Following the orders of a judge on Wednesday morning, national police raided 42 premises in Barcelona – including several governmental offices – in search of referendum-related materials such as ballot papers and pro-independence pamphlets. They arrested 14 people, amongst them the Economy Secretary General Josep Maria Jové and an advertising professional whose firm is believed to be in possession of material relating to the referendum. For the national government in Madrid, raids such as these are one of only a few options remaining if the October 1st plebiscite – which Spain’s highest court has declared unconstitutional – is to be prevented.
The raids and arrests caused outrage among many Catalans and the streets outside the economy ministry quickly filled up with protestors.
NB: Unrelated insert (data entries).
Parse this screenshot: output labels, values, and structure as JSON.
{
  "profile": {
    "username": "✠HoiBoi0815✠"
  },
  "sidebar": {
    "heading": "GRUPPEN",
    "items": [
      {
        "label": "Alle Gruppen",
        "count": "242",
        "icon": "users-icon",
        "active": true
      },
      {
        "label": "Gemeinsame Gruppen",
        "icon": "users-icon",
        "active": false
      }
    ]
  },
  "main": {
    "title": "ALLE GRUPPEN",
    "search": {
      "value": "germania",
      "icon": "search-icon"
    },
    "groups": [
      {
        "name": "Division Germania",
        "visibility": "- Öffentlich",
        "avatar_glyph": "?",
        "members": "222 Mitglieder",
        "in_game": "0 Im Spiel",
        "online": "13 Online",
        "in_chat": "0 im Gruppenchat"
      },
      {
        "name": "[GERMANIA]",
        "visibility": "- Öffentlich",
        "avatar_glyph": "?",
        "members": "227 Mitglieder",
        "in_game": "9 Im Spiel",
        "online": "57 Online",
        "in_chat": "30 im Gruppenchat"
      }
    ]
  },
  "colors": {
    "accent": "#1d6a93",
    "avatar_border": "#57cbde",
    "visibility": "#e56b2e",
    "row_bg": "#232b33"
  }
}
By the end of the yesterday afternoon, their number had grown to around 5,000. Demonstrators sung the Catalonian national anthem and waved banners declaring: ‘We are voting to be free’. The protests drew a furious response from Rajoy, who told Puigdemont and his allies to halt the ‘radicalism and disobedience once and for all’, as if he were scolding a child. Puigdemont, meanwhile, called the raids and arrests a ‘democratic disgrace’ and vowed that the vote will go ahead on October 1st however aggressive Madrid becomes in its opposition.
The secessionists in Catalonia have also markedly stepped up their efforts in recent weeks. In cities all over the wealthy north-easterly region, posters have been appearing bearing the image of Spain’s despised Fascist dictator Francisco Franco. In these posters, Franco appears to be directly saying: ‘Don’t vote on October 1. No to the Republic [of Catalonia]’. For more hardline secessionists, Rajoy’s determination to prevent the vote proves that Fascism is still alive and well in Spain, 40 years after Franco’s death.
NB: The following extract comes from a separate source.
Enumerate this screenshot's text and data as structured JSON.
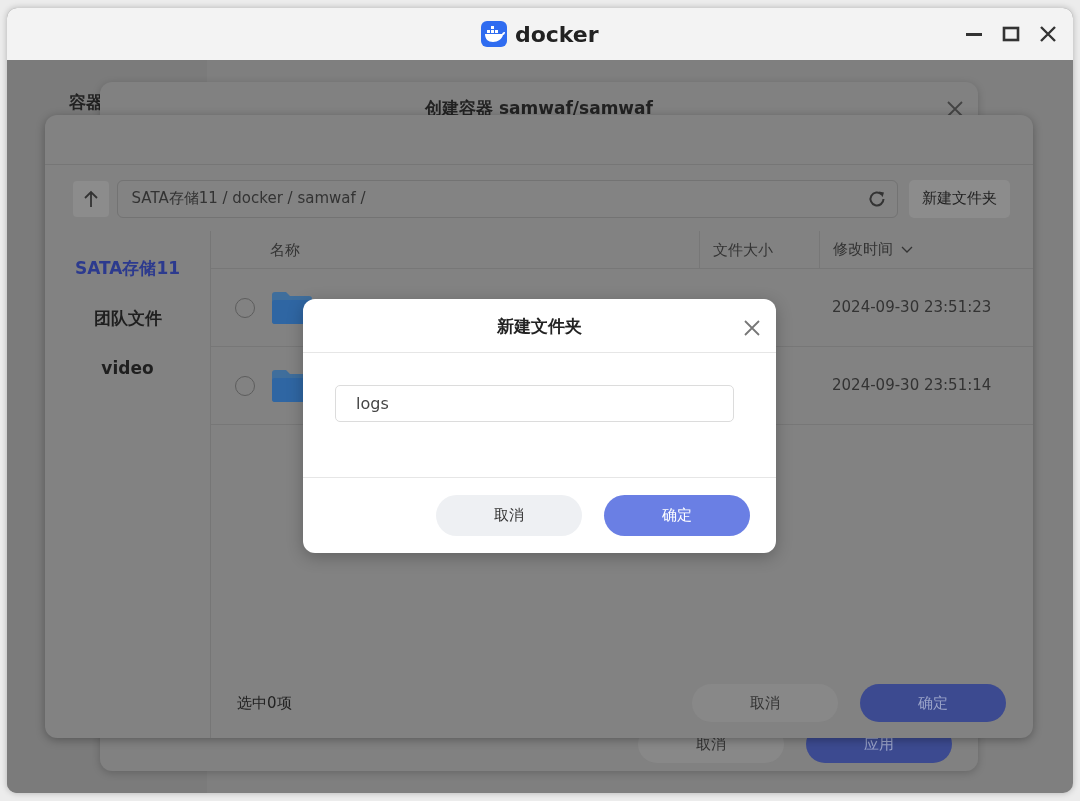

Posters featuring photographs of Catalonian mayors opposed to the referendum have also been put up. This has resulted in the vilification of anti-referendum Catalonian politicians: Jordi Ballart of the Catalan Socialist Party (PSC), which is against the October 1st vote, says he’s been called ‘a bad Catalan, a moron [and] despicable’ by Catalans in favour of the referendum. The proposed plebiscite is causing heated discord within Catalonian politics as well as between the governments in Madrid and Barcelona. Catalans in general are also split: the latest polls suggest that, although 70 per cent are in favour of the referendum, 41 per cent oppose secession and 49 per cent support it.
Further inflaming the bitter animosity between Madrid and Barcelona, Spain’s foreign minister Alfonso Dastis said in an interview this week that the independence movements’ poster campaigns showed that secessionists possess a ‘Nazi attitude’. ‘This is not something you see in a democracy’, stated the minister.
Actually, poster campaigns that stigmatise the opposition party and politicians suffering ridicule and abuse for their beliefs are frequently seen in democracies. Rarer sights in democratic countries, though, are police raids on governmental offices and the confiscation of pamphlets and posters that express an opinion of which the government disapproves. In addition to yesterday’s raids, Rajoy’s administration has seized 1.5 million pro-independence leaflets and posters since last Friday and 10 million ballot papers.
Confiscating posters and leaflets is unambiguously anti-democratic, yet the Spanish government says that it’s been driven to such measures by the secessionists’ radicalism. On Wednesday morning, Rajoy declared that ‘there is no democratic state in the world that would accept what these people are trying to do’, reiterating that the proposed vote is illegal and will not go ahead. The Spanish daily El Pais concurred in an editorial, arguing that the Spanish government ‘has an obligation to act firmly… to defend the Constitution, democracy and freedoms of all Spaniards’.
Yet that’s precisely what Carles Puigdemont says he’s doing too. As Spain careers towards October 1st, both sides of the secession battle are locked in a vicious circle of rising hostility. Whether or not the vote happens in ten days’ time, it’s unlikely that that circle will be broken anytime soon.